In the reaction of the present invention, the molar ratio of the azo alkyl nitrile of 1, the 6- yne compounds and formula 2 of the formula 1 is 1: 1.2~1: 3.Preferably, the molar ratio of the azo alkyl nitrile of 1, the 6- yne compounds and formula 2 of formula 1 is 1: 2.

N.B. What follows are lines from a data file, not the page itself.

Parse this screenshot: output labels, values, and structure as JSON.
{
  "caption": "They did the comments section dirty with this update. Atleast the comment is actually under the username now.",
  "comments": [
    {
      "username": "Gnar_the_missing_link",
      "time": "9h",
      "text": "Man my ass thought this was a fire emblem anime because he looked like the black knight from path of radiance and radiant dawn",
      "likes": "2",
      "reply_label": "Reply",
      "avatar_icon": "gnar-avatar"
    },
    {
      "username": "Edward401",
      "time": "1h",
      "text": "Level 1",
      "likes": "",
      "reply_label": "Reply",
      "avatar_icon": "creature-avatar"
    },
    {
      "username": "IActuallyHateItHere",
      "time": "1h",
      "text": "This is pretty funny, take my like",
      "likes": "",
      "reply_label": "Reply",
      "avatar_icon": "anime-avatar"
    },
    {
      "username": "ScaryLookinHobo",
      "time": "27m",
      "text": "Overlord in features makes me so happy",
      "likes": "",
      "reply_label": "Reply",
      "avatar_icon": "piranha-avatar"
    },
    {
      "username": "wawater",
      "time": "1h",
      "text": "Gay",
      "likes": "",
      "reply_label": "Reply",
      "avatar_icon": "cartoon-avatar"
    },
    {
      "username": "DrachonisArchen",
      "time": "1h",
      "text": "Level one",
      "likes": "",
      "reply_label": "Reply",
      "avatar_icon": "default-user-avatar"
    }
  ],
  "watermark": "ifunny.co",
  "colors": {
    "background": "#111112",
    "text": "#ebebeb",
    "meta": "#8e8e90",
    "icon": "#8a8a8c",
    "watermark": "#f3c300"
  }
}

The beneficial effects of the present invention are: proposing 1,6- yne compounds and the free basic ring of azo alkyl nitrile under temperate condition Change reaction method, this method is freely cyclization by intramolecular twice, to obtain a series of target product in high yield.This method Have the advantages that reaction substrate adaptation range is extensive, be simple and efficient, particularly suitable for industrialized production.

Specific embodiment

Below in conjunction with specific embodiment, further detailed description is carried out to the present invention, but the present invention is not limited thereto.

Experimental method described in following embodiments is unless otherwise specified conventional method；The reagent and raw material, such as Without specified otherwise, it can obtain and/or prepare according to known methods from commercial channels.